*Matéria produzida para a Universidade Federal do Rio de Janeiro em conjunto com: Isabela Izidro, Kariny Leal e Maria Eugênia.

Vandalismo, preconceito, brigas, depredações do bem público, mortes. Há muitos anos, as torcidas de futebol têm feito muito mais do que simplesmente torcer. E para comprovar essa tese, não é preciso ir longe. O Brasil é o país que ocupa o primeiro lugar nas estatísticas de mortes comprovadas de torcedores, causadas por conflitos entre grupos violentos. De 1999 até 2016, foram 176 óbitos, média de quase 10 por ano. O auge foi em 2013, período em que o país atingiu 30 mortes, com uma média de 2,5 ao mês. A guerra entre facções organizadas é apontada como principal culpada por esse número alarmante, já que quase 160 dessas mortes tiveram a participação de seus integrantes.
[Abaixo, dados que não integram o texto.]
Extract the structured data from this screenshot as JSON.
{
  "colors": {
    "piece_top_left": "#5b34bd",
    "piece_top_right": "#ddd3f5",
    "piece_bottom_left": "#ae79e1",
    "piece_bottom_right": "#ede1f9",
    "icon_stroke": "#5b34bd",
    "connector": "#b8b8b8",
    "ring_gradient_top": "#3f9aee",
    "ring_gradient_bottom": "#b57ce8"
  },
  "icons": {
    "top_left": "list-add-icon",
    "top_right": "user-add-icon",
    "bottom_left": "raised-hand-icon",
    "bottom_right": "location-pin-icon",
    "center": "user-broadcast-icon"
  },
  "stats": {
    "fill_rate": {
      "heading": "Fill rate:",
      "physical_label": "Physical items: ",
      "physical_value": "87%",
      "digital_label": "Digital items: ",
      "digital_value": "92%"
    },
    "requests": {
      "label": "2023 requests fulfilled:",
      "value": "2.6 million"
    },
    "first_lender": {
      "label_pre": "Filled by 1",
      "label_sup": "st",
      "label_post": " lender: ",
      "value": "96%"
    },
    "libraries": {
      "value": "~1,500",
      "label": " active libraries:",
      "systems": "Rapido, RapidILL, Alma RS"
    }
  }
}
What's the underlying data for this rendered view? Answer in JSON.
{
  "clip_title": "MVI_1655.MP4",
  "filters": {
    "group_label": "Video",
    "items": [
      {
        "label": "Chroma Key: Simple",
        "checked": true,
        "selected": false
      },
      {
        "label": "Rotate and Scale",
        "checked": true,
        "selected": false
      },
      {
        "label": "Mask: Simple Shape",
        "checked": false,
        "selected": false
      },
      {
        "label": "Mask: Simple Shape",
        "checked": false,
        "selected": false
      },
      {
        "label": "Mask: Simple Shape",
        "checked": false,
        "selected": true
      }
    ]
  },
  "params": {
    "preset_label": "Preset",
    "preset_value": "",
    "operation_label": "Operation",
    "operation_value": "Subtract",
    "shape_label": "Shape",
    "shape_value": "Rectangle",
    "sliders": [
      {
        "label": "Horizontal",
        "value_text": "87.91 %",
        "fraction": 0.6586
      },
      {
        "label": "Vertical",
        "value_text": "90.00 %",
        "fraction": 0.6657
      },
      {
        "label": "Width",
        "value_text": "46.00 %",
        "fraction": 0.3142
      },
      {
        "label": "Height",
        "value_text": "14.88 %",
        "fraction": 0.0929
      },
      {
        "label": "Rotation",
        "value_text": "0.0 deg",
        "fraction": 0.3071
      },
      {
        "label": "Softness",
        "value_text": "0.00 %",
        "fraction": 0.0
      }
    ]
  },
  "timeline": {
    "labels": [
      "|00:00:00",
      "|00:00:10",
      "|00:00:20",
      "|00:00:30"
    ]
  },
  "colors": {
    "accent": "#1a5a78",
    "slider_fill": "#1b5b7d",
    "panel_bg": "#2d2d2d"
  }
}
O mercado de transações se abre e os jogadores deixam suas equipes de origem. Alguns se tornam ídolos, ganham uma pintura emoldurada nos museus ou um grito de guerra com seu nome bradado. Outros passam batido, viram memória a longo prazo até caírem no esquecimento. O torcedor, por sua vez, se eterniza, nasce e morre fiel a um único escudo, doa seu tempo às tardes infinitas em frente à televisão, chora noites em claro por causa de um rebaixamento ou um título perdido e gasta seu salário do mês comprando ingressos. Vive e é tratado pela mídia como o décimo segundo jogador em campo, o maior patrimônio da história de um clube, mas que, devido à ação de uma minoria, tem transformado o esporte em um verdadeiro campo de guerra

Estudos e estatísticas sobre a violência

São inúmeras as formas de violência que afetam o país de maneira geral e que, em muitos casos, acabam por se repetir nas arquibancadas. No fim, o futebol tem se mostrado, cada dia mais, um retrato de sua própria sociedade. Os crimes mais comuns são agressão, mutilação, morte e depredação de patrimônio. Além da violência física, também são habituais diversas formas de violência moral e psicológica, a maioria delas originadas de machismo, preconceito racial e LGBT. O crime de racismo, em 2015, teve 41 ocorrências registradas nos esportes, sendo 37 no futebol e, destas, nove aconteceram no Rio Grande do Sul.

Segundo o sociólogo Maurício Murad, que estuda a violência no futebol há 26 anos, muitos membros de facções criminosas acabam se associando às torcidas organizadas por verem ali um ambiente propício para a comercialização de drogas. Na maioria das vezes, são esses os indivíduos que iniciam as confusões. “É por isso que é tão comum vermos brigas até dentro da mesma torcida. Ninguém ali está brigando por futebol. Trata-se de uma briga entre facções. Muitos desses ‘torcedores’ se afiliam a mais de uma torcida, estão afiliados ao São Paulo, Corinthians e Palmeiras ao mesmo tempo, por exemplo”, explica.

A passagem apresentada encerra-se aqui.